New Jersey businesses often have to rely on local, state and federal governments in order to legally operate their business. In many cases there are permits, regulations and licenses that are required for businesses to legally operate in the state. These licensures and regulations are so important that when the government refuses to grant them to businesses, it can lead to commercial litigation.
In a recent New Jersey case, a gas station has sued a local township for changing an ordinance to make it easier for a competitor to move into the area. According to reports, the town of Hamilton previously had a land development ordinance which said that new gas stations could only open up if they were 1,500 feet away from any existing station. This ordinance was repealed in April, making it legal for a new gas station to open near an existing station.
An owner of a local BP station has now sued the town saying that repealing the law was unfair. According to the lawsuit, the town only repealed the law after developers of Wawa gas stations showed interest in developing two “super stations” in the town. The man claims that the change in the ordinance was only done to appease the developers.
While the developers say that they did initiate the change in the ordinance, it was necessary since the ordinance was not legally sound. They argue that case law supports the repeal.

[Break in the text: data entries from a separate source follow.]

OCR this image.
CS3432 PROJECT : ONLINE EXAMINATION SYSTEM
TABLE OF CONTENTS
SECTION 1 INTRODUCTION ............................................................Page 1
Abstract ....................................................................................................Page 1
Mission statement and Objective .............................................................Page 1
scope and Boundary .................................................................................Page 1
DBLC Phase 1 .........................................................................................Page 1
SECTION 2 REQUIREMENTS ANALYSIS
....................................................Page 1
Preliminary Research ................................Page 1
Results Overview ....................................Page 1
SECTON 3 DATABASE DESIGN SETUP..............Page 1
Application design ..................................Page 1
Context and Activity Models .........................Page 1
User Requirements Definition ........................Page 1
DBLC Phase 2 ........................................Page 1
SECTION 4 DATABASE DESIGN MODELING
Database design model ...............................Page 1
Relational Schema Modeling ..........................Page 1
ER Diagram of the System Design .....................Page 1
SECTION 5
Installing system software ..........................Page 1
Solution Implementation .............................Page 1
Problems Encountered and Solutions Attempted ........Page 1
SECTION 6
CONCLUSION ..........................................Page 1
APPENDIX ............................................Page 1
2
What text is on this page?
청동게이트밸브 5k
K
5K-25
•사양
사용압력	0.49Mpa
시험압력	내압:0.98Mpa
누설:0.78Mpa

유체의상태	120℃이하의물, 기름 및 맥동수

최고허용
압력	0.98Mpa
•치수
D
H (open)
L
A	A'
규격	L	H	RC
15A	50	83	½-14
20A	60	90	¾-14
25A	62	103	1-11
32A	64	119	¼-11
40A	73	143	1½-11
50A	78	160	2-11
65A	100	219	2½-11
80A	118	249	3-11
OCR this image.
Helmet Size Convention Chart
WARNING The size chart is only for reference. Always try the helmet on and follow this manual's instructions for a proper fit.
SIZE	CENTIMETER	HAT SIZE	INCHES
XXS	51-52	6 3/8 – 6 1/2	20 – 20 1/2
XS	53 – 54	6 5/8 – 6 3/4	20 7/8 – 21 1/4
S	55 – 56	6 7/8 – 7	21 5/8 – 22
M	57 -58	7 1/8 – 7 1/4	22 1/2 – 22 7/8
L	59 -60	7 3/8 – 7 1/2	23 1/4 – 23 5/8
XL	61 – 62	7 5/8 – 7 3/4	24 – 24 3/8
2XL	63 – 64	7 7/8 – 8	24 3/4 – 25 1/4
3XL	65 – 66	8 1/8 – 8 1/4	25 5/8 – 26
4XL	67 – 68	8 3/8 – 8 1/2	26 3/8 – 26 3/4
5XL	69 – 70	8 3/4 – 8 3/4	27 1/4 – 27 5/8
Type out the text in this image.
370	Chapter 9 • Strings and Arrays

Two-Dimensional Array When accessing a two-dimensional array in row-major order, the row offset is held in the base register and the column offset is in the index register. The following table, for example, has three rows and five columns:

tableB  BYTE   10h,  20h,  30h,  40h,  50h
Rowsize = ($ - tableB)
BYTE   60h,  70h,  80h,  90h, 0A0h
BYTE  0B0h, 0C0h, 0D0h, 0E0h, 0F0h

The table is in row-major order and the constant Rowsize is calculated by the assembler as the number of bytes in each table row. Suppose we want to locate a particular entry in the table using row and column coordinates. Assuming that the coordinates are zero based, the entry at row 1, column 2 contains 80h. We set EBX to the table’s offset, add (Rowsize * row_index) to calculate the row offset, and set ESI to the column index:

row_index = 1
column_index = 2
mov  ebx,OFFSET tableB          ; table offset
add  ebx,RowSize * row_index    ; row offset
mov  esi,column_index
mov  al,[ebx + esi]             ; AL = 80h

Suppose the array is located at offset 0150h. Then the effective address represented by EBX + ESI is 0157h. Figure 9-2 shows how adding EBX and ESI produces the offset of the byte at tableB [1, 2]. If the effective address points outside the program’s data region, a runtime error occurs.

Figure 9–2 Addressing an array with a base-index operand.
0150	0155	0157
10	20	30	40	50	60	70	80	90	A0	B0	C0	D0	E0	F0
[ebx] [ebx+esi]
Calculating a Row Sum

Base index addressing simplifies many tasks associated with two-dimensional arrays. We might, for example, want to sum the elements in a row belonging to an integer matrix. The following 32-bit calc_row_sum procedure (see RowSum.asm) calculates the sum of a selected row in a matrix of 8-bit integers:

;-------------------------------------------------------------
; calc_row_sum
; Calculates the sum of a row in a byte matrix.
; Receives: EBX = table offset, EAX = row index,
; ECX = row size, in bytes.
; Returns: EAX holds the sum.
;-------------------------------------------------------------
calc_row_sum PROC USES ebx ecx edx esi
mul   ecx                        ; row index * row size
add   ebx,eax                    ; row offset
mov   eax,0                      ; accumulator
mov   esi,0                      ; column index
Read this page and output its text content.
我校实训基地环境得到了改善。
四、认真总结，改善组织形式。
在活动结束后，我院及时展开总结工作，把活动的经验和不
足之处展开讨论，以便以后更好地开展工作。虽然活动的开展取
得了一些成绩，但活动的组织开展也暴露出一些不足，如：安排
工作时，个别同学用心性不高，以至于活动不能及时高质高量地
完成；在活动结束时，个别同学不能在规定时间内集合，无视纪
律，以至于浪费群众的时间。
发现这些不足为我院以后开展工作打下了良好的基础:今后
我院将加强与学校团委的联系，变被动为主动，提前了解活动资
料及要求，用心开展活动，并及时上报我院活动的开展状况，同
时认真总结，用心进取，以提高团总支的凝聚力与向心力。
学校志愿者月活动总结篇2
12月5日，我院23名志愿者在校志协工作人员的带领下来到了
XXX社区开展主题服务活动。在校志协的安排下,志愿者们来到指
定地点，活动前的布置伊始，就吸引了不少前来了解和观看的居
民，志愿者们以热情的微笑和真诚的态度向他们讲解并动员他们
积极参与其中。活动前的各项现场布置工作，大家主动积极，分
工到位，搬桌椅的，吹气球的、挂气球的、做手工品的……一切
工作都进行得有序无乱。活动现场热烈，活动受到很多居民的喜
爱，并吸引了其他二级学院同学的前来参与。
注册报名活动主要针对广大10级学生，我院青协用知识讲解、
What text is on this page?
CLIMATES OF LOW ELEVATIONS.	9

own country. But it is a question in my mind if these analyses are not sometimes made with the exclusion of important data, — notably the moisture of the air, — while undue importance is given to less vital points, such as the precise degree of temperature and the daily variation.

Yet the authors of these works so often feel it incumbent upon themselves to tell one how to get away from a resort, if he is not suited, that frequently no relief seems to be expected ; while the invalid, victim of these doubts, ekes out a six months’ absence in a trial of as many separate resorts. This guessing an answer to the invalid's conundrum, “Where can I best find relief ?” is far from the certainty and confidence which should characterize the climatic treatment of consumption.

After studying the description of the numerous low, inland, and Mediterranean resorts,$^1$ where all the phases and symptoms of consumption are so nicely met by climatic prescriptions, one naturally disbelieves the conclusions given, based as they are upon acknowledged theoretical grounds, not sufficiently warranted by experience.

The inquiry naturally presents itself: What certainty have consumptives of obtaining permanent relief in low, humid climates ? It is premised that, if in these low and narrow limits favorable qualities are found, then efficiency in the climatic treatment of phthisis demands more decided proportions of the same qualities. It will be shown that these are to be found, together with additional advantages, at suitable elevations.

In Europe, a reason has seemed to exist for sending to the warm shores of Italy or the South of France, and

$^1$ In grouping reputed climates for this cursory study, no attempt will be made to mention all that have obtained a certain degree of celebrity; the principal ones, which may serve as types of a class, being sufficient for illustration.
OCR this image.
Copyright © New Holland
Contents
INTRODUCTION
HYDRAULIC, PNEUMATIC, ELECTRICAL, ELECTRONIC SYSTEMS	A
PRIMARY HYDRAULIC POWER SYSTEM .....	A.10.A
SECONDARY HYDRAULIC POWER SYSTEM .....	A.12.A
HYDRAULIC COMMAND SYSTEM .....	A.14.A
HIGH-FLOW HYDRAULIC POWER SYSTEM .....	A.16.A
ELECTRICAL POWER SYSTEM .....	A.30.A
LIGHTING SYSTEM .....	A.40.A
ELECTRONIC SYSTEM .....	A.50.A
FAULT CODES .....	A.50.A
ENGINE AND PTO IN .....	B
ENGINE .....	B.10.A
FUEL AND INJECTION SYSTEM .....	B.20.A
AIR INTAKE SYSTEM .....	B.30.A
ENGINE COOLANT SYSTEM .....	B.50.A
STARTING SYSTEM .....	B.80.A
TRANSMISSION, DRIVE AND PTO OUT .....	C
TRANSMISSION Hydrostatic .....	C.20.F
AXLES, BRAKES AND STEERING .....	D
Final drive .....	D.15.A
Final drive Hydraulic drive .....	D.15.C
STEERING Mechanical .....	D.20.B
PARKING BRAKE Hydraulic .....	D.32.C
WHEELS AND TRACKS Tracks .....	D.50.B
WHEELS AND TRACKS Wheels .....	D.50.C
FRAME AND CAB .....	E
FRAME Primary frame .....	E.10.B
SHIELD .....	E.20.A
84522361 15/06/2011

This case illustrates how important governmental issues can be for a business. If the new gas stations are allowed because of the change in the law, the BP owner could lose significant revenue. New Jersey business owners should always be aware of all local, state and federal laws that regulate their business. They should also know what they need to do to obtain and keep any licenses they need. By avoiding business litigation with governmental agencies, businesses can save time and money.